接連三日,大皇子高燒一直反復,御醫換了一批又一批,結果無非是大皇子年幼受驚,需要精心調養,並無性命之憂,只是短短三日,原本白淨靈動的大皇子已是臉色枯黃,整整瘦了一圈。
劉妃更是衣帶不解,臉色慘白,一直守在大皇子身邊,整個人似乎也老了幾歲卻一直未曾有其他動作。
皇上每日午休時刻均去華清宮探望,然後回乾清宮休息,畢竟唯一的兒子大病,趙禎並未渣到這時候與小妾們做運動。
後宮眾人皆蟄伏,暗自猜測是誰繼朱寶林後倒霉。馬妃這幾日想了又想,發現並未留下任何破綻,便也安心等待著。
時間在眾人的惶惶不安中又過了幾日,大皇子已經退燒,不過整個人看上去弱不禁風,膽子也變的特別小,整日黏在劉妃懷里,連皇上看了都不覺皺眉。
天又熱了起來,由于不用侍寢請安,寶珠這幾天的日子越發的愜意,每日除了了解情報,便是窩在軟榻上看書,順便構思一下皇上的誕節禮物。
「主子,皇後娘娘身邊的冬梅姐姐來了」歡樂進了內室,看著怡然自得的主子道。
「行,進來吧」寶珠起身,歡喜替她整理了衣物。
「奴婢冬梅,給紀婕妤請安」
不愧是皇後娘娘身邊的人,這一言一行確實是出色,讓人挑不出毛病,「起吧,皇後娘娘可是有什麼吩咐?」
「回紀婕妤,娘娘請各位主子一個時辰後到坤寧宮」冬梅答。
「嗯,本宮一定按時到達,這點銀子算是給你的跑腿錢了,大熱天的還四處通知」寶珠讓歡樂遞過一個荷包,憐惜的對著她道。

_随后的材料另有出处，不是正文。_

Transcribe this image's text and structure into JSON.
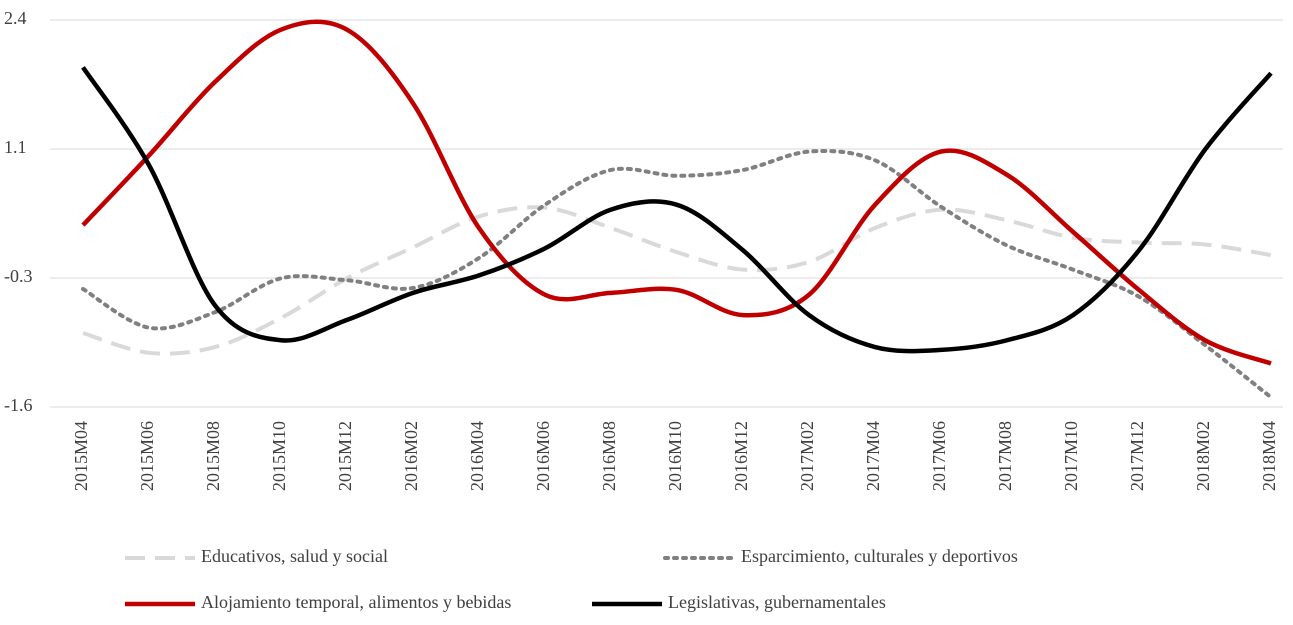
{
  "chart_data": {
    "type": "line",
    "categories": [
      "2015M04",
      "2015M06",
      "2015M08",
      "2015M10",
      "2015M12",
      "2016M02",
      "2016M04",
      "2016M06",
      "2016M08",
      "2016M10",
      "2016M12",
      "2017M02",
      "2017M04",
      "2017M06",
      "2017M08",
      "2017M10",
      "2017M12",
      "2018M02",
      "2018M04"
    ],
    "series": [
      {
        "name": "Educativos, salud y social",
        "color": "#d9d9d9",
        "dash": "dashed",
        "values": [
          -0.835,
          -1.04,
          -0.98,
          -0.68,
          -0.27,
          0.05,
          0.37,
          0.46,
          0.25,
          0.0,
          -0.18,
          -0.1,
          0.25,
          0.44,
          0.33,
          0.15,
          0.1,
          0.08,
          -0.03
        ]
      },
      {
        "name": "Esparcimiento, culturales y deportivos",
        "color": "#808080",
        "dash": "dotted",
        "values": [
          -0.38,
          -0.78,
          -0.62,
          -0.27,
          -0.29,
          -0.37,
          -0.06,
          0.49,
          0.85,
          0.79,
          0.85,
          1.04,
          0.95,
          0.47,
          0.07,
          -0.18,
          -0.46,
          -0.96,
          -1.5
        ]
      },
      {
        "name": "Alojamiento temporal, alimentos y bebidas",
        "color": "#c00000",
        "dash": "solid",
        "values": [
          0.28,
          1.0,
          1.76,
          2.3,
          2.3,
          1.54,
          0.25,
          -0.44,
          -0.42,
          -0.39,
          -0.65,
          -0.44,
          0.49,
          1.04,
          0.8,
          0.21,
          -0.39,
          -0.91,
          -1.15
        ]
      },
      {
        "name": "Legislativas, gubernamentales",
        "color": "#000000",
        "dash": "solid",
        "values": [
          1.91,
          0.9,
          -0.55,
          -0.91,
          -0.7,
          -0.42,
          -0.24,
          0.04,
          0.44,
          0.49,
          0.02,
          -0.65,
          -0.98,
          -1.01,
          -0.91,
          -0.65,
          0.02,
          1.06,
          1.85
        ]
      }
    ],
    "ylim": [
      -1.6,
      2.4
    ],
    "yticks": [
      -1.6,
      {
        "value": -0.2667,
        "label": "-0.3"
      },
      {
        "value": 1.0667,
        "label": "1.1"
      },
      2.4
    ],
    "grid": true,
    "legend": "bottom"
  }
}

「謝娘娘賞賜,那奴婢先告退了」冬梅見紀婕妤識相,也沒有多問,便趕忙告退。
寶珠沖歡喜使個眼色,歡喜會意向前拉著冬梅「奴婢送送冬梅姐姐」。
一會,歡喜氣呼呼的回來了「主子,那個冬梅太難搞了,一點消息也沒套出來」
寶珠「噗嗤」一聲笑了出來「你啊,皇後娘娘身邊的人豈是你一個小丫頭能糊弄的?咱們也只是做了正常的事情而已,如若咱們真是不動聲色,反而才會引起皇後的忌憚呢」
「好了,宣人進來梳妝,去坤寧宮」
寶珠是踏著時辰到的坤寧宮,這種事情,她一個新人沒必要表現的積極,在坤寧宮門口踫上了同時到來的張婕妤,兩人相視一笑,便一起進了殿。

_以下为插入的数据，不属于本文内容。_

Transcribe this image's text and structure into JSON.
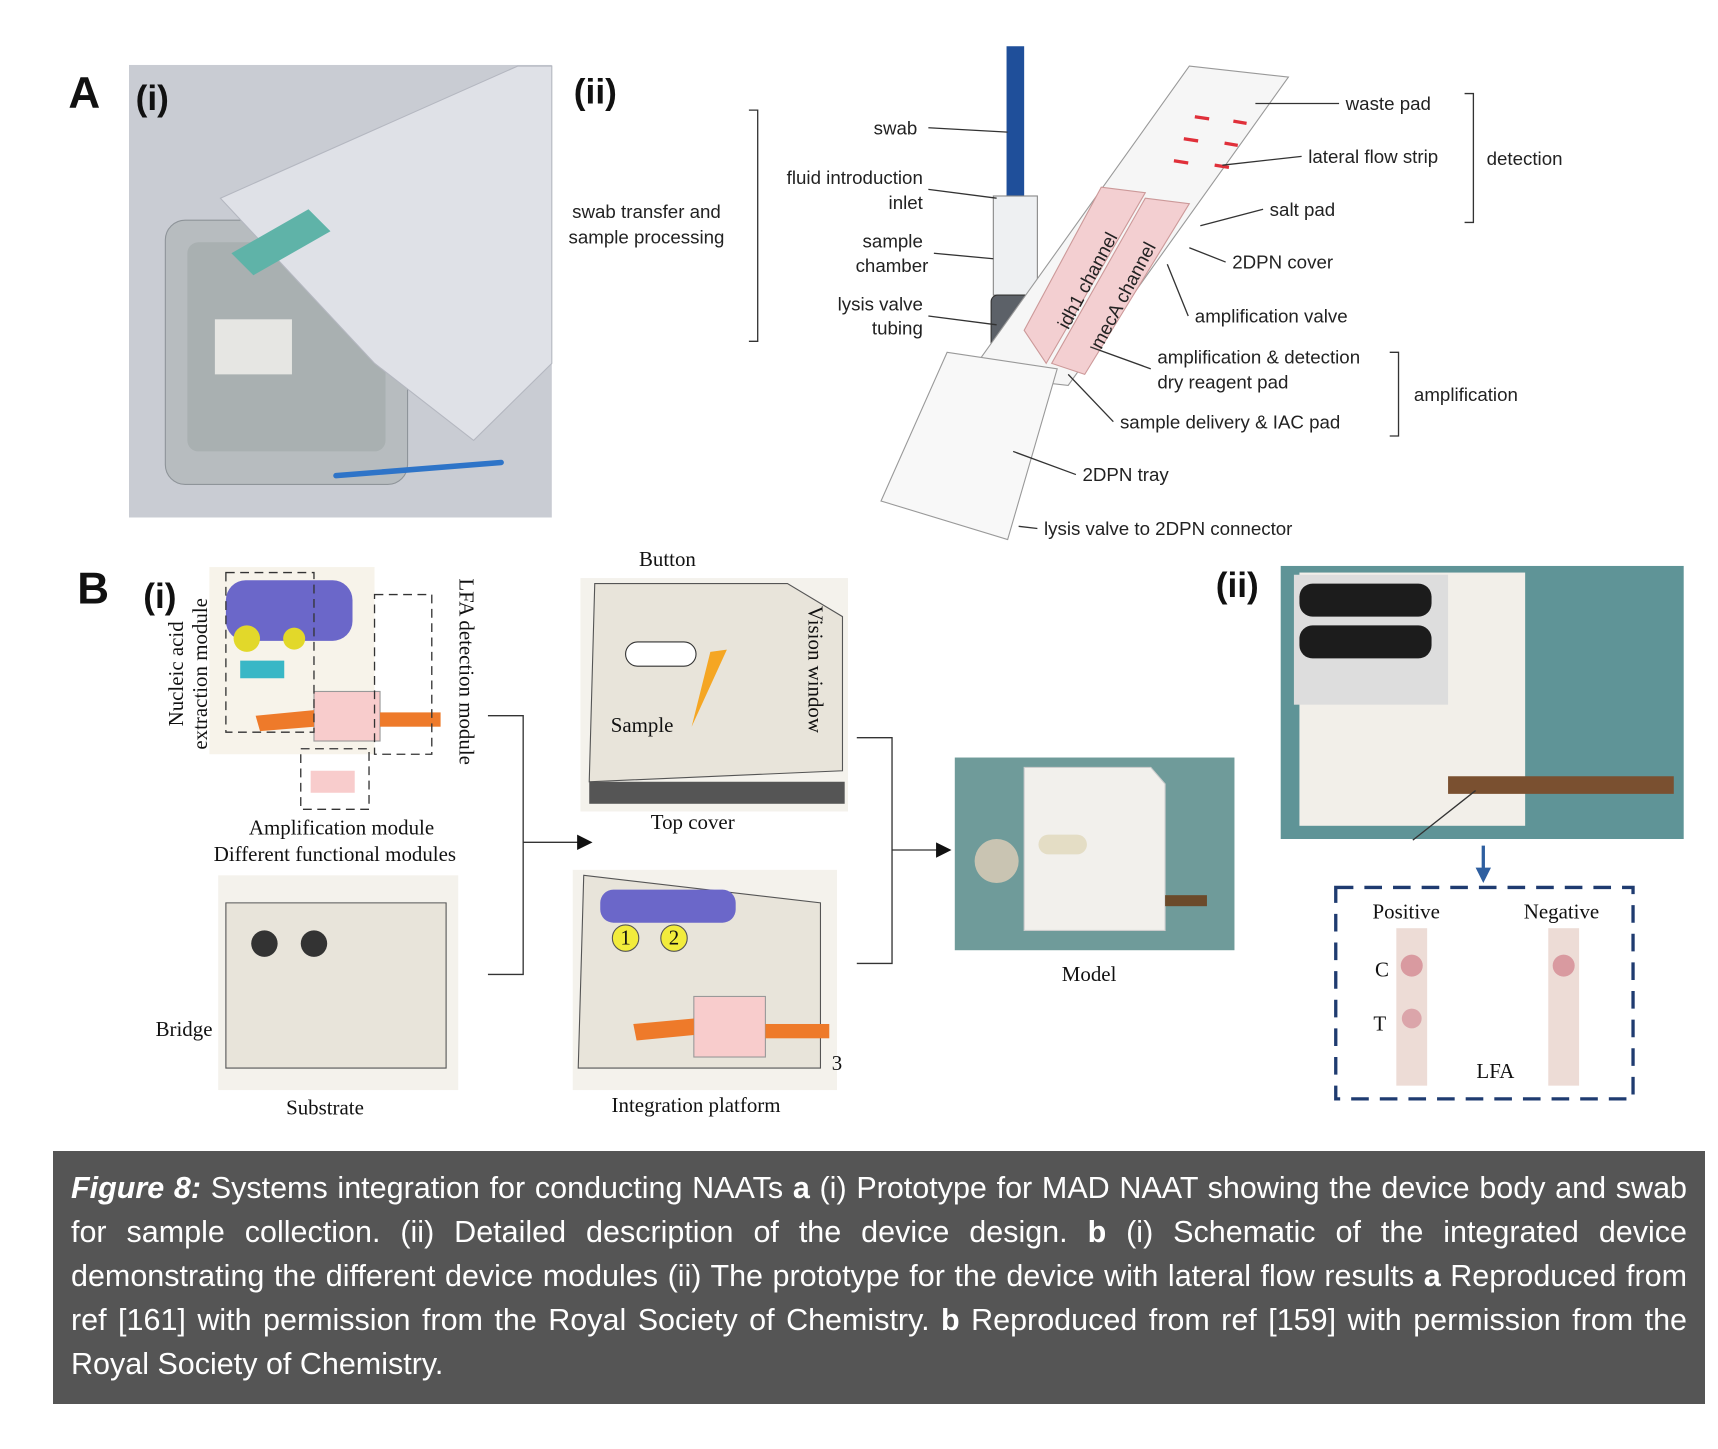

進殿後,寶珠才發現皇上竟然也坐在上首,想來也是表現對唯一兒子的重視吧「都起來吧,今日之事由皇後負責,朕倒是要看看是不是有人敢謀害皇子」趙禎臉如黑鍋,厲聲道。
「既然人都到齊了,皇上,臣妾就開始了」皇後轉向皇上詢問。
「嗯」趙禎黑著臉點了點頭,便一直端坐著喝茶。
「本宮也不浪費時間了,今日召集眾位妹妹前來,便是為了前幾日大皇子落水之事,事關皇嗣、關系重大,請眾位妹妹來听听,以儆效尤」皇後掃過下首的眾人,語氣不善道。
「將人都帶上來」
不一會,已經被打了面目全非、遍體鱗傷的宮女、太監被帶了上來,眾嬪妃似乎早已想到他們的結局,眼神沒有任何波動。

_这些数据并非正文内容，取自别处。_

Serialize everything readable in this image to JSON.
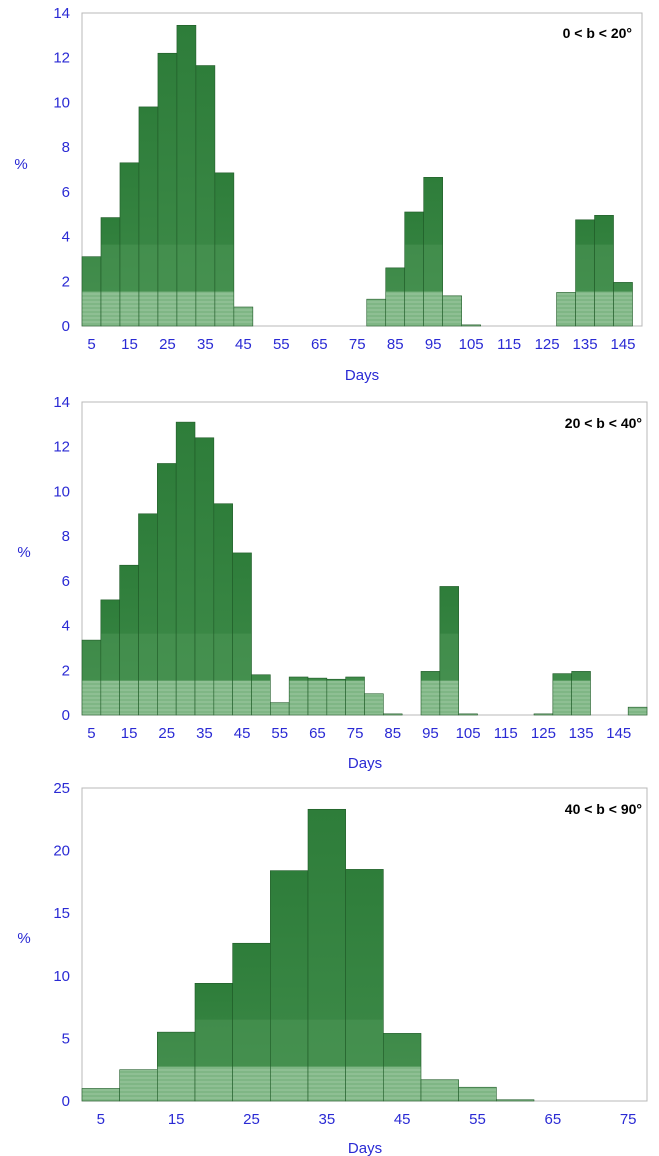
{
  "colors": {
    "axis_text": "#2a2ad4",
    "bar_dark": "#2e7d3a",
    "bar_mid": "#3f8c4a",
    "bar_light": "#7fb685",
    "frame": "#b8b8b8"
  },
  "chart_data": [
    {
      "type": "bar",
      "annotation": "0 < b < 20°",
      "ylabel": "%",
      "xlabel": "Days",
      "x": [
        5,
        10,
        15,
        20,
        25,
        30,
        35,
        40,
        45,
        50,
        55,
        60,
        65,
        70,
        75,
        80,
        85,
        90,
        95,
        100,
        105,
        110,
        115,
        120,
        125,
        130,
        135,
        140,
        145,
        150
      ],
      "values": [
        3.1,
        4.85,
        7.3,
        9.8,
        12.2,
        13.45,
        11.65,
        6.85,
        0.85,
        0,
        0,
        0,
        0,
        0,
        0,
        1.2,
        2.6,
        5.1,
        6.65,
        1.35,
        0.05,
        0,
        0,
        0,
        0,
        1.5,
        4.75,
        4.95,
        1.95,
        0
      ],
      "xticks": [
        "5",
        "15",
        "25",
        "35",
        "45",
        "55",
        "65",
        "75",
        "85",
        "95",
        "105",
        "115",
        "125",
        "135",
        "145"
      ],
      "xtick_values": [
        5,
        15,
        25,
        35,
        45,
        55,
        65,
        75,
        85,
        95,
        105,
        115,
        125,
        135,
        145
      ],
      "yticks": [
        "0",
        "2",
        "4",
        "6",
        "8",
        "10",
        "12",
        "14"
      ],
      "ytick_values": [
        0,
        2,
        4,
        6,
        8,
        10,
        12,
        14
      ],
      "ylim": [
        0,
        14
      ],
      "xlim": [
        2.5,
        150
      ]
    },
    {
      "type": "bar",
      "annotation": "20 < b < 40°",
      "ylabel": "%",
      "xlabel": "Days",
      "x": [
        5,
        10,
        15,
        20,
        25,
        30,
        35,
        40,
        45,
        50,
        55,
        60,
        65,
        70,
        75,
        80,
        85,
        90,
        95,
        100,
        105,
        110,
        115,
        120,
        125,
        130,
        135,
        140,
        145,
        150
      ],
      "values": [
        3.35,
        5.15,
        6.7,
        9.0,
        11.25,
        13.1,
        12.4,
        9.45,
        7.25,
        1.8,
        0.55,
        1.7,
        1.65,
        1.6,
        1.7,
        0.95,
        0.05,
        0,
        1.95,
        5.75,
        0.05,
        0,
        0,
        0,
        0.05,
        1.85,
        1.95,
        0,
        0,
        0.35
      ],
      "xticks": [
        "5",
        "15",
        "25",
        "35",
        "45",
        "55",
        "65",
        "75",
        "85",
        "95",
        "105",
        "115",
        "125",
        "135",
        "145"
      ],
      "xtick_values": [
        5,
        15,
        25,
        35,
        45,
        55,
        65,
        75,
        85,
        95,
        105,
        115,
        125,
        135,
        145
      ],
      "yticks": [
        "0",
        "2",
        "4",
        "6",
        "8",
        "10",
        "12",
        "14"
      ],
      "ytick_values": [
        0,
        2,
        4,
        6,
        8,
        10,
        12,
        14
      ],
      "ylim": [
        0,
        14
      ],
      "xlim": [
        2.5,
        152.5
      ]
    },
    {
      "type": "bar",
      "annotation": "40 < b < 90°",
      "ylabel": "%",
      "xlabel": "Days",
      "x": [
        5,
        10,
        15,
        20,
        25,
        30,
        35,
        40,
        45,
        50,
        55,
        60,
        65,
        70,
        75
      ],
      "values": [
        1.0,
        2.5,
        5.5,
        9.4,
        12.6,
        18.4,
        23.3,
        18.5,
        5.4,
        1.7,
        1.1,
        0.1,
        0,
        0,
        0
      ],
      "xticks": [
        "5",
        "15",
        "25",
        "35",
        "45",
        "55",
        "65",
        "75"
      ],
      "xtick_values": [
        5,
        15,
        25,
        35,
        45,
        55,
        65,
        75
      ],
      "yticks": [
        "0",
        "5",
        "10",
        "15",
        "20",
        "25"
      ],
      "ytick_values": [
        0,
        5,
        10,
        15,
        20,
        25
      ],
      "ylim": [
        0,
        25
      ],
      "xlim": [
        2.5,
        77.5
      ]
    }
  ]
}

寶珠微微嘆氣,這就是皇權至上啊,奴才的命恐怕連寵物都不如吧。
「好了,你先說吧」皇後指了指最邊上的一個小太監,冷漠道。
「奴才小六子,是大皇子身邊的大太監。大皇子最近幾個月經常在荷花池後面的空地上,與旺旺一起玩,奴才們一直跟在身後;
那日,旺旺突然發了瘋似的往荷花池邊上跑,也就是朱寶林的方向,大皇子也跟了過去。奴才們不敢越過大皇子,這才跟在大皇子身後的。求娘娘饒命,奴才們並未傷害大皇子」
小六子「砰砰」在地上磕頭,大皇子的太監、宮女也跟著喊冤,皇後皺了皺眉「來人,你們護住不利,賜三十大板,送回尚宮局。」
大皇子身邊的人被拖了下去,跪在旁邊的如月等人更是心驚膽戰、顫顫巍巍,如花向前爬一步哭喊「娘娘,奴婢冤枉啊,求娘娘饒命啊」
皇後面不改色「仔細交代當日朱寶林的一舉一動,或許本宮可以饒你一命」
如花拼命磕頭「是,是,奴婢全說。當日有人來找過如月,朱寶林便認為馬妃要害她,這才匆匆帶著奴婢們去了荷花池。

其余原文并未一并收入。